Either way you roll, one thing’s for sure: You’ve only got one shot at starting your record right. Metal bands need a memorable track one, otherwise the album could be dead on arrival.
With all that in mind, we asked Revolver readers to tee up their picks for the best album-opening song of all time. The top-five vote-getters are ranked accordingly below.
Brann Dailor not only dreamed up the literary bent to Mastodon’s Moby Dick-themed Leviathan, but the drummer-vocalist also wrote the maelstrom of herky-jerked riffs that kicks off the record’s opening “Blood and Thunder.” And it’s a hell of a way to get things started.
Mastodon’s sophomore full-length leveled up the intensity and intrigue of thet Georgia quarte’s oftentimes cerebral prog-sludge, though “Blood and Thunder” is a deceptively complex piece disguising its trickiest syncopation within a relentlessly fist-pumping drive.

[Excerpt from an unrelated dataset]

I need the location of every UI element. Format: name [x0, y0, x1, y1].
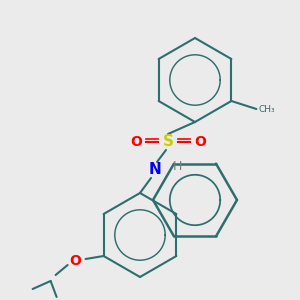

A strong case could be made that Metallica should pretty well fill this whole list with the jaw-dropping run of intro tracks that filled their classic period. “Fight Fire with Fire”? The shape of thrash to come, circa ’84. “Battery”? Effortlessly raging as its name suggested. And don’t even get us started on how the arena-ready chug of “Enter Sandman” changed the game forevermore.